There is a machine that was once used by photogrammetrists to orthorectify aerial photography and manually draw topographic contours (or anything else). This style of contour map production is why our country has digital elevation models at 10m resolution. I hope to do an expanded post about the amazing analog PG2. These pictures are just an idea holder. The stereoplotter takes up about the space of an L comprised of two 4x6” rectangles. It is a honker; and to be fair, though I have had my frustrations with GIS people who use DEMs but have no concept of how they came to be, this is the first glimpse of a real one of these antiques. I hear there is even a geologist (and once Polaroid photographer) on staff who can get it going.

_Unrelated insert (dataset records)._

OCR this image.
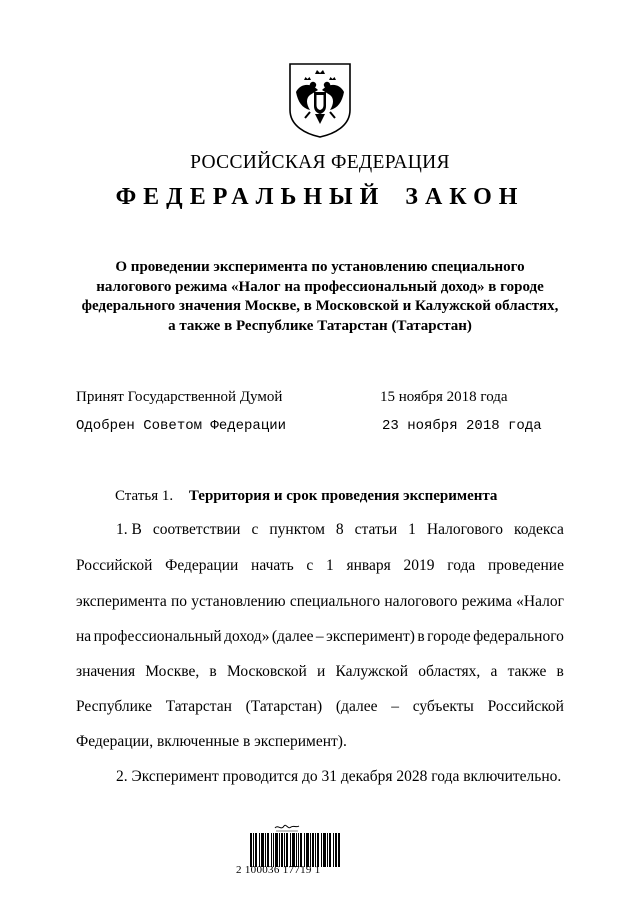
РОССИЙСКАЯ ФЕДЕРАЦИЯ
ФЕДЕРАЛЬНЫЙ ЗАКОН
О проведении эксперимента по установлению специального
налогового режима «Налог на профессиональный доход» в городе
федерального значения Москве, в Московской и Калужской областях,
а также в Республике Татарстан (Татарстан)
Принят Государственной Думой	15 ноября 2018 года
Одобрен Советом Федерации	23 ноября 2018 года
Статья 1. Территория и срок проведения эксперимента
1. В соответствии с пунктом 8 статьи 1 Налогового кодекса
Российской Федерации начать с 1 января 2019 года проведение
эксперимента по установлению специального налогового режима «Налог
на профессиональный доход» (далее – эксперимент) в городе федерального
значения Москве, в Московской и Калужской областях, а также в
Республике Татарстан (Татарстан) (далее – субъекты Российской
Федерации, включенные в эксперимент).
2. Эксперимент проводится до 31 декабря 2028 года включительно.
2 100036 17719 1
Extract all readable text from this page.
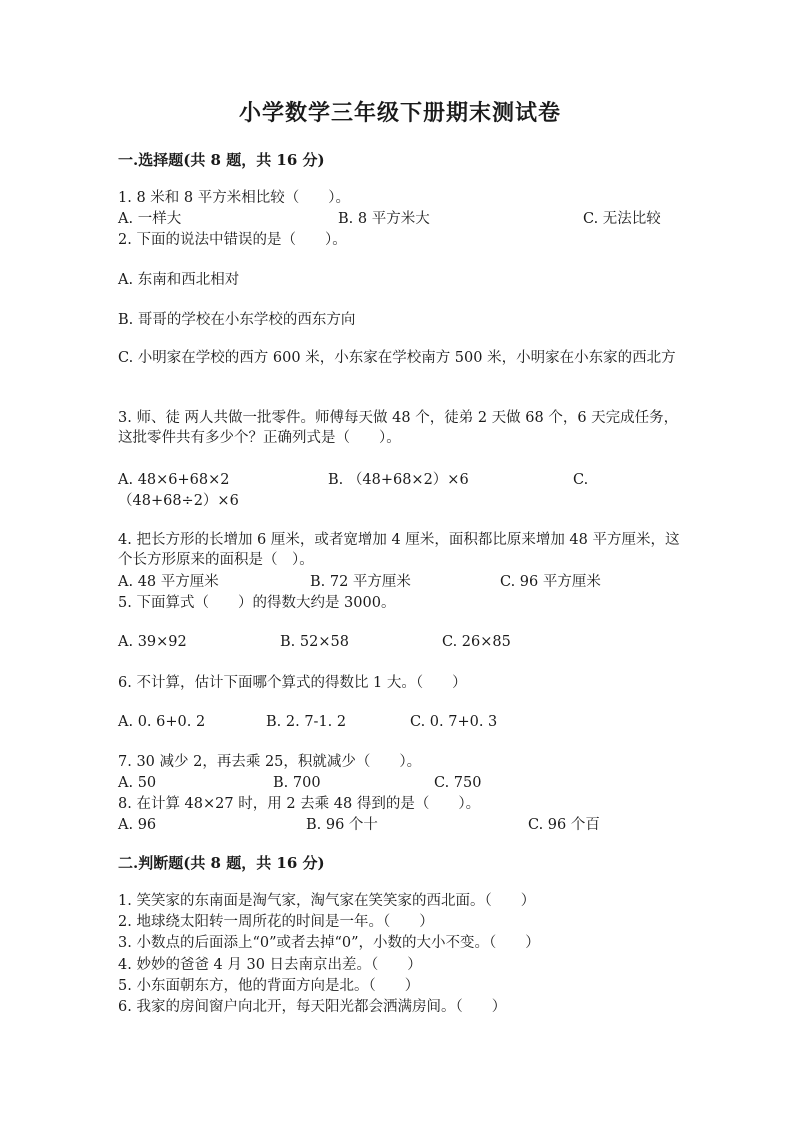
小学数学三年级下册期末测试卷
一.选择题(共 8 题，共 16 分)
1. 8 米和 8 平方米相比较（　　）。
A. 一样大	B. 8 平方米大	C. 无法比较
2. 下面的说法中错误的是（　　）。
A. 东南和西北相对
B. 哥哥的学校在小东学校的西东方向
C. 小明家在学校的西方 600 米，小东家在学校南方 500 米，小明家在小东家的西北方
3. 师、徒 两人共做一批零件。师傅每天做 48 个，徒弟 2 天做 68 个，6 天完成任务，这批零件共有多少个？正确列式是（　　）。
A. 48×6+68×2	B. （48+68×2）×6	C.
（48+68÷2）×6
4. 把长方形的长增加 6 厘米，或者宽增加 4 厘米，面积都比原来增加 48 平方厘米，这个长方形原来的面积是（　）。
A. 48 平方厘米	B. 72 平方厘米	C. 96 平方厘米
5. 下面算式（　　）的得数大约是 3000。
A. 39×92	B. 52×58	C. 26×85
6. 不计算，估计下面哪个算式的得数比 1 大。（　　）
A. 0. 6+0. 2	B. 2. 7-1. 2	C. 0. 7+0. 3
7. 30 减少 2，再去乘 25，积就减少（　　）。
A. 50	B. 700	C. 750
8. 在计算 48×27 时，用 2 去乘 48 得到的是（　　）。
A. 96	B. 96 个十	C. 96 个百
二.判断题(共 8 题，共 16 分)
1. 笑笑家的东南面是淘气家，淘气家在笑笑家的西北面。（　　）
2. 地球绕太阳转一周所花的时间是一年。（　　）
3. 小数点的后面添上“0”或者去掉“0”，小数的大小不变。（　　）
4. 妙妙的爸爸 4 月 30 日去南京出差。（　　）
5. 小东面朝东方，他的背面方向是北。（　　）
6. 我家的房间窗户向北开，每天阳光都会洒满房间。（　　）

On Friday night I adventured into Portland, where I haven’t really explored. With old friends, we had a fun night, but the photos show things like:
Monday, back at Vancouver after an unheard of weekend off from shooting.
I meant to showcase this lovely film camera I have been shooting with (besides the Konica Autoreflex T). I have pushed two rolls through, and am on the third roll. Even if none turn out, I really like this camera. It has a great feel, but very unusual f-stop and shutter speed dials.
I met an old school geologist who was watching a rare Mount St. Helens documentary near my cubicle. He said he was writing a book about the filmmaker. Earlier that week, I brought in my SX-70 so I could fondle it and be inspired by it’s incredible design. I’ve yet to splurge for The Impossible Project integral film to give it a try. Anyway, the geologist said, “I haven’t seen anyone with one of those in over 10 years.” He then gestured that I could check his out. He was back before I knew it with his identical, USGS property SX-70!
The big yellow one had mysteriously appeared yesterday afternoon. The SX-70 is not at all suited for a through the viewfinder shot, but here it is.
Map makers, particularly Americans and presumably British, have a special place for a map scale of 1”:1 mile. These are distances ingrained in us, so it is a very useful scale. It is a little too small for presenting detailed mapping, but great for a good-sized area on not-too-much paper. Who knew that such a scale (a name for scaled rulers) was ever made!
It is kind of funny though, because a RULER is this scale. Um, One inch is one mile; no conversion needed. He he. 63,360 multiplied by the repeating decimal 13.6363636363. . . . [13&21/33rds] is the width of the solar disc in miles.